Аббат пожал плечами.

– Ты называешь это бременем Избрания. Я назвал бы это бременем первородного греха. В обоих случаях подразумевается та же самая ответственность, хотя мы имеем в виду разные ее толкования и сильно расходимся в словах, вернее в смысле, который мы вкладываем в них, хотя на самом-то деле его там вовсе нет. Это нечто, что предполагается в мертвом молчании души.

Беньямин тихо засмеялся.

– Ладно, я рад слышать, что ты хотя бы допускаешь его существование, даже если, как вы утверждаете, это то, что никогда не было высказано.

– Прекрати насмехаться, ты, порочный человек.

– Ты слишком многословен, защищая свою троицу, хотя Он никогда не нуждался в такой защите, до тех пор, пока ты не получил его от меня в виде Единого. А?

Священник покраснел, но ничего не сказал.
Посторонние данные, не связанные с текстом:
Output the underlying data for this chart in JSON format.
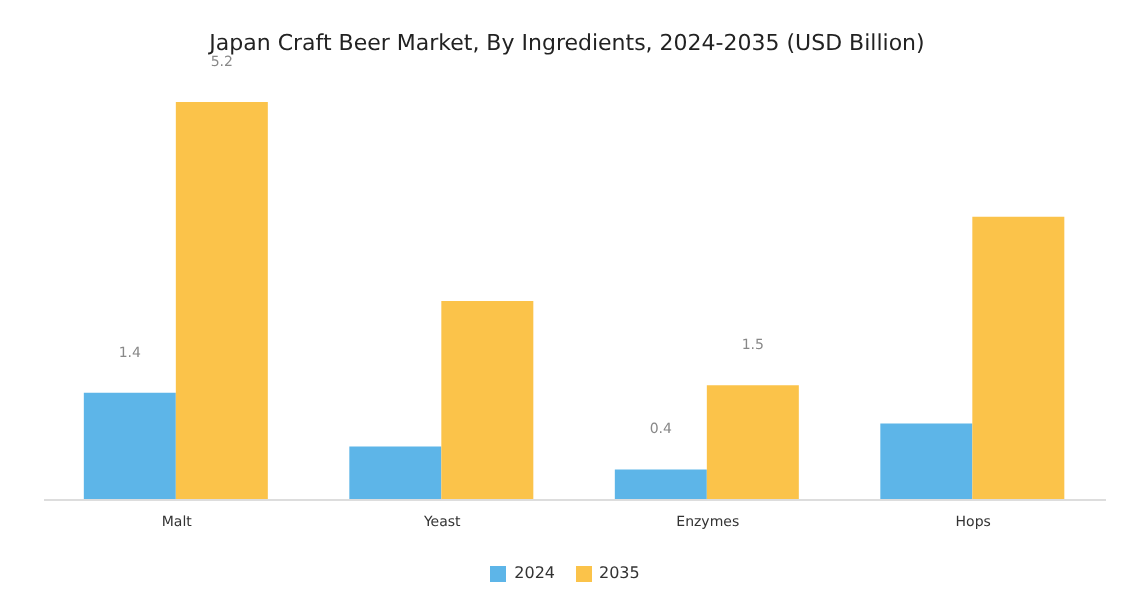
{
  "chart_data": {
    "type": "bar",
    "title": "Japan Craft Beer Market, By Ingredients, 2024-2035 (USD Billion)",
    "categories": [
      "Malt",
      "Yeast",
      "Enzymes",
      "Hops"
    ],
    "series": [
      {
        "name": "2024",
        "color": "#5db5e8",
        "values": [
          1.4,
          0.7,
          0.4,
          1.0
        ],
        "value_labels": [
          "1.4",
          null,
          "0.4",
          null
        ]
      },
      {
        "name": "2035",
        "color": "#fbc34a",
        "values": [
          5.2,
          2.6,
          1.5,
          3.7
        ],
        "value_labels": [
          "5.2",
          null,
          "1.5",
          null
        ]
      }
    ],
    "legend": "bottom",
    "grid": false
  }
}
– Вот тут! – взвизгнул Беньямин, прыгая вверх и вниз. – Я заставил тебя однажды искать доводы! Ха! Ладно, это пустяки. Я сам использую всего несколько слов, но я никогда не уверен полностью в том, что Он и я имеем в виду одно и то же. Я полагаю, что ты не заслуживаешь осуждения… с тремя легче запутаться, чем с одним.

– Старый богохульный кактус! Я действительно хочу узнать твое мнение о доне Таддео и обо всей этой заварухе.

– Почему ты интересуешься мнением бедного старого анахорета?

– Потому, Беньямин Элеазар бар Иошуа, что хотя все эти годы ожидания Того, кто еще не пришел, не прибавили тебе мудрости, но они, по крайней мере, сделали тебя проницательным.

Старый еврей закрыл глаза, обратил свое лицо к потолку и хитро улыбнулся.

– Можешь меня оскорблять, – сказал он насмешливо, – можешь поносить меня, травить собаками, гнать меня, но… ты знаешь, что я тебе скажу?